Redação Culturize-se

A Bienal do Livro Rio, maior festival de Literatura, Cultura e Entretenimento do país, promete encantar o público em sua edição de 2025, que acontece entre os dias 13 e 22 de junho no Riocentro, na Barra da Tijuca. Com uma programação diversa e atrações imersivas, o evento reúne autores consagrados e novos talentos, nacionais e internacionais, em um espaço que celebra a pluralidade e o poder transformador da leitura.
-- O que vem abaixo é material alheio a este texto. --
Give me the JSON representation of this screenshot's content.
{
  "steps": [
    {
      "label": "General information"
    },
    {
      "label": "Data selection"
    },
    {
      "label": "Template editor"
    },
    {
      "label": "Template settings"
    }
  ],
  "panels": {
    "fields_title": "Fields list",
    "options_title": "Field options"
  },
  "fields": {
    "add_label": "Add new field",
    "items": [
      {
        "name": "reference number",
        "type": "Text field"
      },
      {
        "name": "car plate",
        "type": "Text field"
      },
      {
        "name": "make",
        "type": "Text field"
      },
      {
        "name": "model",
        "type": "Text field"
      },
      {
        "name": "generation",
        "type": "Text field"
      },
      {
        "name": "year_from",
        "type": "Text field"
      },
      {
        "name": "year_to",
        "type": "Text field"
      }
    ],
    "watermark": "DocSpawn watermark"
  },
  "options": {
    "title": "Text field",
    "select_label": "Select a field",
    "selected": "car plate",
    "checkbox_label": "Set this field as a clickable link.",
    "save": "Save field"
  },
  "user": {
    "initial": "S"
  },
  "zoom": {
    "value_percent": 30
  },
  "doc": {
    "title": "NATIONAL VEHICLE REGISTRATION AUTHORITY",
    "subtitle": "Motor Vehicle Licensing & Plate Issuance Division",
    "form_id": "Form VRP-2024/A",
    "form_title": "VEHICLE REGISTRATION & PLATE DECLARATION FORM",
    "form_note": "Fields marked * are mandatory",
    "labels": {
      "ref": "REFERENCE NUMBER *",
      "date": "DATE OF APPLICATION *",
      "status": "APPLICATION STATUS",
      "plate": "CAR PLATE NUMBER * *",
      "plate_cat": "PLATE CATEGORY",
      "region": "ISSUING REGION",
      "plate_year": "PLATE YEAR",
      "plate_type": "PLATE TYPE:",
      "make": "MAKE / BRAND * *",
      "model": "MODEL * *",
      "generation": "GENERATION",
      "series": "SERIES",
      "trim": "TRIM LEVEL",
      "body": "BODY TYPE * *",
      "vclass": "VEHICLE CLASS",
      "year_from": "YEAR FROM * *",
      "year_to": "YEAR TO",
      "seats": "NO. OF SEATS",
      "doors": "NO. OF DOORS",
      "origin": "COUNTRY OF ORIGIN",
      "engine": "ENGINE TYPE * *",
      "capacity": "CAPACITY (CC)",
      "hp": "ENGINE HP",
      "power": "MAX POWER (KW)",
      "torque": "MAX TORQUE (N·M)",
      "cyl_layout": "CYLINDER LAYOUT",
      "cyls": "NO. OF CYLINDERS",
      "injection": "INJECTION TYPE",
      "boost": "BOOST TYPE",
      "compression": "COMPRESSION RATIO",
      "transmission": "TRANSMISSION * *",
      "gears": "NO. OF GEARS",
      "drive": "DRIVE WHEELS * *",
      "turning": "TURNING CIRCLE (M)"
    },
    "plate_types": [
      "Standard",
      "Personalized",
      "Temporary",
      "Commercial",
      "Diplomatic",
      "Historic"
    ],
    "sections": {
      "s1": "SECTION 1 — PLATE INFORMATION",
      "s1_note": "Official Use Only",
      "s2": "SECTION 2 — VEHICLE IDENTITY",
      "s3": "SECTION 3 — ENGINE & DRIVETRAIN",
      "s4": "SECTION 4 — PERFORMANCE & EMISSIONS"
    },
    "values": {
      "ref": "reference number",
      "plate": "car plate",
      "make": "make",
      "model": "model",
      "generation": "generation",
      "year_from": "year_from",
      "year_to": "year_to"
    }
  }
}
Entre os destaques internacionais estão o norte-americano G.T. Karber, autor do best-seller “Murdle”, que desembarca no Palco Apoteose no dia 21 de junho, e a britânica Cara Hunter, conhecida por seus thrillers psicológicos, que se apresenta no mesmo palco no dia 19. Da América Latina, o argentino Pedro Mairal, premiado por “A Uruguaia”, marca presença no Café Literário, que celebra 25 anos de existência.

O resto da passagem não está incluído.